Ткнул ей в карман фирменного пиджака двадцатидолларовую купюру. Бортпроводница заметно успокоилась.

— Сядьте, пожалуйста, на место и застегните ремни.

— Да щас, щас. Да тут герла одна прицепилась, как репей. Ну нюшка. Короче, ты там наших пацанов собери. Будем фраеру угол отворачивать. Понял меня? Понял?! Ну все. Да иду, иду уже…

В аэропорту толпа быстро рассосалось. Пассажир с «дипломатом» не пошел к стоянке автомобилей, пошел к остановке городского транспорта. С народом было спокойней.

Он сел в автобус на переднее сиденье, к стеклянному окну, ведущему в водительскую кабину, завешенному какой-то грязной занавеской. Если всматриваться в стекло, можно было видеть салон и видеть пассажиров.

Вроде все спокойно.

На компанию пришибленно сидящих парней он внимания не обратил. Парни как парни — обыкновенные, какие теперь на каждом шагу встречаются, то ли урки, а может, студенты юрфака.

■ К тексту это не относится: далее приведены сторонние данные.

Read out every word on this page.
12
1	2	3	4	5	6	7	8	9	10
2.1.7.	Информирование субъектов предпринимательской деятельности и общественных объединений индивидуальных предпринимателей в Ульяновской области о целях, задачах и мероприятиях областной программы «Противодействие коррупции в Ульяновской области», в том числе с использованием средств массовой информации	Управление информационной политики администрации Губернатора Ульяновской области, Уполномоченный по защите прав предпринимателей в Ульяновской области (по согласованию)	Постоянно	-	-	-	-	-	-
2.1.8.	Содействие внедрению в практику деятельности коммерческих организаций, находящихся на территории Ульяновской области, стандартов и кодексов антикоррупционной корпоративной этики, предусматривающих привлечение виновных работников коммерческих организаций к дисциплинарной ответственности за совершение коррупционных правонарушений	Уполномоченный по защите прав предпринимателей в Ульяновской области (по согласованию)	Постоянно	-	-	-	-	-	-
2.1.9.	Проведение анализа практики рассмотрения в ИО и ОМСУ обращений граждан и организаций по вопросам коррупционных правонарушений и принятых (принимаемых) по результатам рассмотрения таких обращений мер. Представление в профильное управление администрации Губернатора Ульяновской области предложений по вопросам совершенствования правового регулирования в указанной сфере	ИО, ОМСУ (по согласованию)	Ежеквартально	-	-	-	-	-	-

Ноздря и Харя с приятелями сидели непривычно тихо. Как мальчики-отличники образцово-показательной гимназии перед инспекторами РОНО. И даже на пол не сплевывали.

— Не стыдно вам, молодые люди? Расселись, а бабушки вон стоят, — возмутилась какая-то бабушка.

«Заткни пасть, корзина», — хотел сказать Ноздря. И даже рот оскалил, показав гнилые зубы. Но его толкнул в бок Харя.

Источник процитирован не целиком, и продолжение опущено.